Jimmie Dale Gilmore is renowned as a superlative songwriter and performer, both in his own right and as part of The Flatlanders. His more recent releases however have seen concentrate on what he describes as “heirloom music” – the songs and tunes of real country music, as opposed to its 21st century ersatz Nashville substitute. He was born today in 1945.
Roots musician Jimmie Dale Gilmore was born in Amarillo, Texas, USA. Growing up in Lubbock – a town synonymous with both Buddy Holly and Waylon Jennings – the teenage Jimmie Dale emulated his father his guitar-playing father and found a kindred spirit in the form of fellow folk/country fan, Butch Hancock.
The pair played together and came into contact with other aspiring Lubbock-based artists including Terry Allen and Joe Ely – the latter introducing Gilmore to the music of fellow Texan Townes Van Zandt.
1972 saw messrs Gilmore, Ely and Hancock appear with other musicians as the Flatlanders, relocating to Austin and recording an album in Nashville that sold poorly and led to them going their separate ways within months.

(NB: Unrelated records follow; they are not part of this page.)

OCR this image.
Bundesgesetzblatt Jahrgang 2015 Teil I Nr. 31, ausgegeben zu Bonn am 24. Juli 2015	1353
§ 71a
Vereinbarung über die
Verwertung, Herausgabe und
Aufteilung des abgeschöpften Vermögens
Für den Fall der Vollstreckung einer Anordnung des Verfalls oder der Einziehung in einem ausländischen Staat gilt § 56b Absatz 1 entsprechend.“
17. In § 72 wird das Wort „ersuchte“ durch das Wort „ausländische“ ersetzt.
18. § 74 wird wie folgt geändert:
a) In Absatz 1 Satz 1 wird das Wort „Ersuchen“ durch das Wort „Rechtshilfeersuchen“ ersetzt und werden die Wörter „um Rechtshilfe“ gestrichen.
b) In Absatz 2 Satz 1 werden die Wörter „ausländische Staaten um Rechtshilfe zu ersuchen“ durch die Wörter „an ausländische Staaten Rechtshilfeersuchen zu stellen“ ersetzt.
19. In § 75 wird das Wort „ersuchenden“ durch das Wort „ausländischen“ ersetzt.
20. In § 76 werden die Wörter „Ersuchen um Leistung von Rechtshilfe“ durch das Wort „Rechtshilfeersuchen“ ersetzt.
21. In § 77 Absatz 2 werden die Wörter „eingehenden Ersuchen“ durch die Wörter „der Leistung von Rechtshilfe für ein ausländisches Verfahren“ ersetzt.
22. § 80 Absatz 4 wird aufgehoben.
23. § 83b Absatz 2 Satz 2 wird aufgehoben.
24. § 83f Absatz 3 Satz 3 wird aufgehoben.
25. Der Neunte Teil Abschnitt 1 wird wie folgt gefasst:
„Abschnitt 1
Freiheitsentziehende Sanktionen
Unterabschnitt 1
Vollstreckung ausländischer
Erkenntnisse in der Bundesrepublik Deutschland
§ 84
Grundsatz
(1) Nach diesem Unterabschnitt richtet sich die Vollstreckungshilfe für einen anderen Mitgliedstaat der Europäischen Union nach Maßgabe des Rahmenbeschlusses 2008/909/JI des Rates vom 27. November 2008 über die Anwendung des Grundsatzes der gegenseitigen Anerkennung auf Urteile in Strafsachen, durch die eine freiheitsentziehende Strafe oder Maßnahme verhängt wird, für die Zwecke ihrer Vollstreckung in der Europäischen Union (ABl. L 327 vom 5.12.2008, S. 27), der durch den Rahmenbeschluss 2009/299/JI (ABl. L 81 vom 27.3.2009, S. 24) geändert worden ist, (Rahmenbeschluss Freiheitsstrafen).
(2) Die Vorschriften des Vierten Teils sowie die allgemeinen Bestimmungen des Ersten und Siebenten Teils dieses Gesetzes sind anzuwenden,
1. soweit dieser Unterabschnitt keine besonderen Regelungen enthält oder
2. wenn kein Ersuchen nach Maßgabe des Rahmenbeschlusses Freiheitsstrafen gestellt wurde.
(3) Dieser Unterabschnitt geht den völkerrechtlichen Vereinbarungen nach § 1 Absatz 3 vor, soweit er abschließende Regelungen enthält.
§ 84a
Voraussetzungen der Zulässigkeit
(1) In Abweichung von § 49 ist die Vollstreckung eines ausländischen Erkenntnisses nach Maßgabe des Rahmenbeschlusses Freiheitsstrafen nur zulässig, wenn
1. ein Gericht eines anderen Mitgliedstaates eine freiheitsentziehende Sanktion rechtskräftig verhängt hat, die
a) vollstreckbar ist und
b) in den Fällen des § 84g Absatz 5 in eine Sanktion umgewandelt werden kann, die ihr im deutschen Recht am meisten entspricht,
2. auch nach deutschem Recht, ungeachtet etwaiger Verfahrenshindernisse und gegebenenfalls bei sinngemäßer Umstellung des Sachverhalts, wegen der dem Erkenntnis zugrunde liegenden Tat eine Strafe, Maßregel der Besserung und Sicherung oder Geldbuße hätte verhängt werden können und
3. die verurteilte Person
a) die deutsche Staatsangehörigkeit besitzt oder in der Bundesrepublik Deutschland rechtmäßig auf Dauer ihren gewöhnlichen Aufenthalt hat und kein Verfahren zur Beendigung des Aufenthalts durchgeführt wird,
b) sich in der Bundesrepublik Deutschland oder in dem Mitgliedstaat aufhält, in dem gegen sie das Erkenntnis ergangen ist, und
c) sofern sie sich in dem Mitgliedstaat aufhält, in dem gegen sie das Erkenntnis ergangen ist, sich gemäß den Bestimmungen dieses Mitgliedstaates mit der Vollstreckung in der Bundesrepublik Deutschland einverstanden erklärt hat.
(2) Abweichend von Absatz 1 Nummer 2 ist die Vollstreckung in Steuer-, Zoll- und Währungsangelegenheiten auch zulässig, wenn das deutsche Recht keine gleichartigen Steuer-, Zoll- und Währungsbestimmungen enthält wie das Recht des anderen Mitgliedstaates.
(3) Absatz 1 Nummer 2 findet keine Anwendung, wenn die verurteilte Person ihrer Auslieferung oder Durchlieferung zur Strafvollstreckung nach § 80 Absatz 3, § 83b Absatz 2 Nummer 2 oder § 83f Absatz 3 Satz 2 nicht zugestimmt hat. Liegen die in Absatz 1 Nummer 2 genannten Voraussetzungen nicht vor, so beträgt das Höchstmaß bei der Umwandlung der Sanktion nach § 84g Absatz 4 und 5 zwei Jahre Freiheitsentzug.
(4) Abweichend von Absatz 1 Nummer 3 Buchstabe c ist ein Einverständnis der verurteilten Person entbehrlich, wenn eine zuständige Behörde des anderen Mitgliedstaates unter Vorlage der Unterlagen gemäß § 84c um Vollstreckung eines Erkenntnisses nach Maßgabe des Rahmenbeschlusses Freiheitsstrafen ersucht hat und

Fast forward to 1980 and with both Ely and Hancock forging solo careers (and including Gilmore’s songs in their sets), Jimmie returned to Austin after living in Denver and only picking up a guitar occasionally. Playing more regularly, Gilmore would belatedly secure a deal and his maiden release, “Fair and Square” emerged in 1988.
The crossover between the trio continue with Gilmore’s self-titled follow up the following year including songs written by the other two. Meanwhile that 1972 Flatlanders record had assumed legendary status over the following years and was re-released in 1990, with subsequent new studio and archive concert material well-received when it appeared, as were “reunion” shows.
Subsequent solo releases cemented his place alongside the likes of Dave Alvin and Tom Russell as a credible American roots artist, blurring the boundaries between country, blues and folk. 2000′s Buddy Miller-produced cover-heavy collection, “One Endless Night” found Gilmore at the top of his game. An earlier live effort with Hancock (“Two Roads”) is also worth seeking out.
More recent albums have seen Gilmore continue his campaign to keep “proper” country music alive, 2005′s “Come On Back” seeing him revisit classics such as “Walking The Floor Over You” in tribute to his recently-deceased father, Brian. And in 2011, Jimmie Dale teamed up with San Francisco bluegrass collective the Wronglers for a new set of recordings, continuing to mount a rearguard action against stetson-toting imposters, who prompted him to comment that:
“For my taste, and for what I call country, there’s almost none of it left anymore. If you turn on a mainstream country station right now, the music that they’re playing is watered-down, inferior pop music, with stupid lyrics, stupid predictable melodies and occasionally a funny pun. I find listening to it difficult.”